I don't think WFH with a baby is realistic personally. Perhaps it's just my parenting but both of mine have only napped whilst held and just been very held generally, although are very content while doing so. I don't get much done in general (nevermind if I was trying to work) and my youngest is 11 months now. It doesn't get easier as they get older unfortunately as they want you to play/entertain them, are into everything they shouldn't be and like to risk life and limb by constantly climbing etc. If you and your partner can work contrasting hours then it's a good solution, otherwise you may have to really think about how you can tighten your belts before looking into nursery/childminders.
I appreciate it isn't helpful advice as your in this situation now, but as a household you are on a good income. By the time you go back to work your on the same as me and DH and we have to factor in a nursery bill of £1100 per month for our two (that's after the 20% help). And were very lucky because that's a flexi contract (I work shifts) so it could be a lot worse.
Children are so expensive... luckily they bring so much joy to compensate 🤣

Mamainthemaking · 21/09/2021 20:50

It is nice to know I’m not the only one worried about things like this. I must say I’m shocked at how little maternity pay is and that we have to pay NI and tax on it!

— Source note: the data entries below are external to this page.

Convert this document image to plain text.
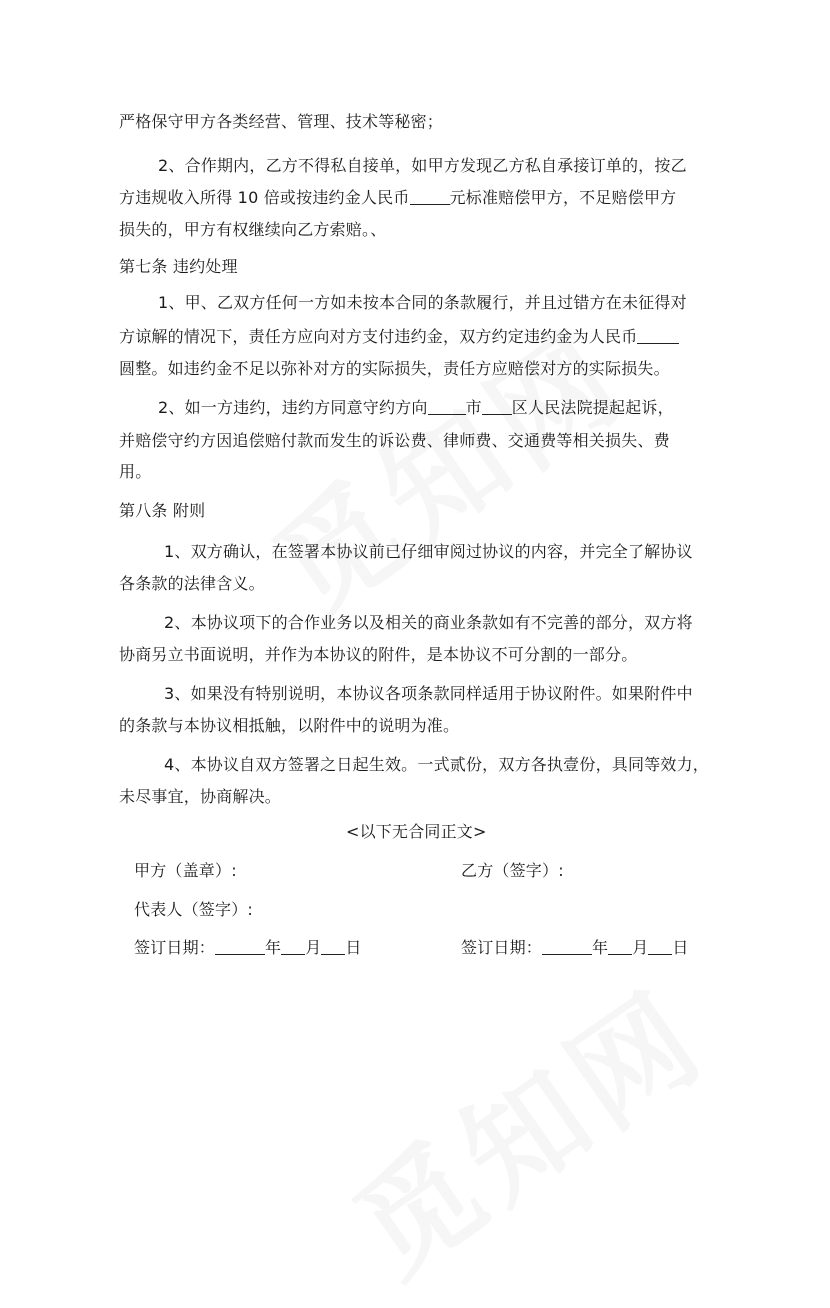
严格保守甲方各类经营、管理、技术等秘密；
2、合作期内，乙方不得私自接单，如甲方发现乙方私自承接订单的，按乙
方违规收入所得 10 倍或按违约金人民币	元标准赔偿甲方，不足赔偿甲方
损失的，甲方有权继续向乙方索赔。、
第七条 违约处理
1、甲、乙双方任何一方如未按本合同的条款履行，并且过错方在未征得对
方谅解的情况下，责任方应向对方支付违约金，双方约定违约金为人民币
圆整。如违约金不足以弥补对方的实际损失，责任方应赔偿对方的实际损失。
2、如一方违约，违约方同意守约方向 市 区人民法院提起起诉，
并赔偿守约方因追偿赔付款而发生的诉讼费、律师费、交通费等相关损失、费
用。
第八条 附则
1、双方确认，在签署本协议前已仔细审阅过协议的内容，并完全了解协议
各条款的法律含义。
2、本协议项下的合作业务以及相关的商业条款如有不完善的部分，双方将
协商另立书面说明，并作为本协议的附件，是本协议不可分割的一部分。
3、如果没有特别说明，本协议各项条款同样适用于协议附件。如果附件中
的条款与本协议相抵触，以附件中的说明为准。
4、本协议自双方签署之日起生效。一式贰份，双方各执壹份，具同等效力，
未尽事宜，协商解决。
<以下无合同正文>
甲方（盖章）:	乙方（签字）:
代表人（签字）:
签订日期：	年 月 日	签订日期：	年 月 日
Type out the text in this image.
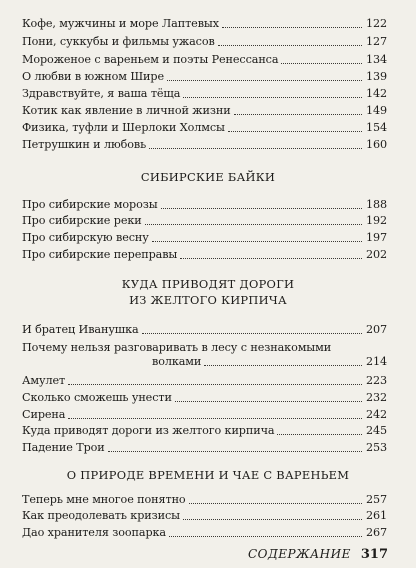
Кофе, мужчины и море Лаптевых	122
Пони, суккубы и фильмы ужасов	127
Мороженое с вареньем и поэты Ренессанса	134
О любви в южном Шире	139
Здравствуйте, я ваша тёща	142
Котик как явление в личной жизни	149
Физика, туфли и Шерлоки Холмсы	154
Петрушкин и любовь	160
СИБИРСКИЕ БАЙКИ
Про сибирские морозы	188
Про сибирские реки	192
Про сибирскую весну	197
Про сибирские переправы	202
КУДА ПРИВОДЯТ ДОРОГИ
ИЗ ЖЕЛТОГО КИРПИЧА
И братец Иванушка	207
Почему нельзя разговаривать в лесу с незнакомыми
волками	214
Амулет	223
Сколько сможешь унести	232
Сирена	242
Куда приводят дороги из желтого кирпича	245
Падение Трои	253
О ПРИРОДЕ ВРЕМЕНИ И ЧАЕ С ВАРЕНЬЕМ
Теперь мне многое понятно	257
Как преодолевать кризисы	261
Дао хранителя зоопарка	267
СОДЕРЖАНИЕ 317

didireallysaythat · 21/09/2021 21:06

First things first. When you return to work where I'd your baby going? Around here you reserve your spot after the 12 week scan. Most nurseries don't take until babies until they are 3 months old, and the first year is around £1000-£1200 a month. I returned to work at 3 months as I'm the higher earner and SMP didn't cover our mortgage. It's quite doable but you do have to review your outgoings in the first few years.

sociallydistained · 21/09/2021 21:30

Op, are you still in shock because I know I majorly panicked, Shed tears and stressed silly when I found out what maternity pay actually was… I didn’t plan my pregnancy it was a shock and I think had I known beforehand I never ever would of got pregnant… as it is I am glad I am now and I have calmed down a lot in recent months (I’m now 22 weeks). I also will get stat and it is such a worry but my DP assures me we’ll make it work.

sociallydistained · 21/09/2021 21:31

PS. My plan is to take 6 months for now.

Mustangdally · 21/09/2021 21:39

I could just about function at 6 weeks let alone go back to work and be a professional. It's pipe dreams to think you'll be able to wfh with a 6 week old.. I really don't mean offence, but that's so unrealistic.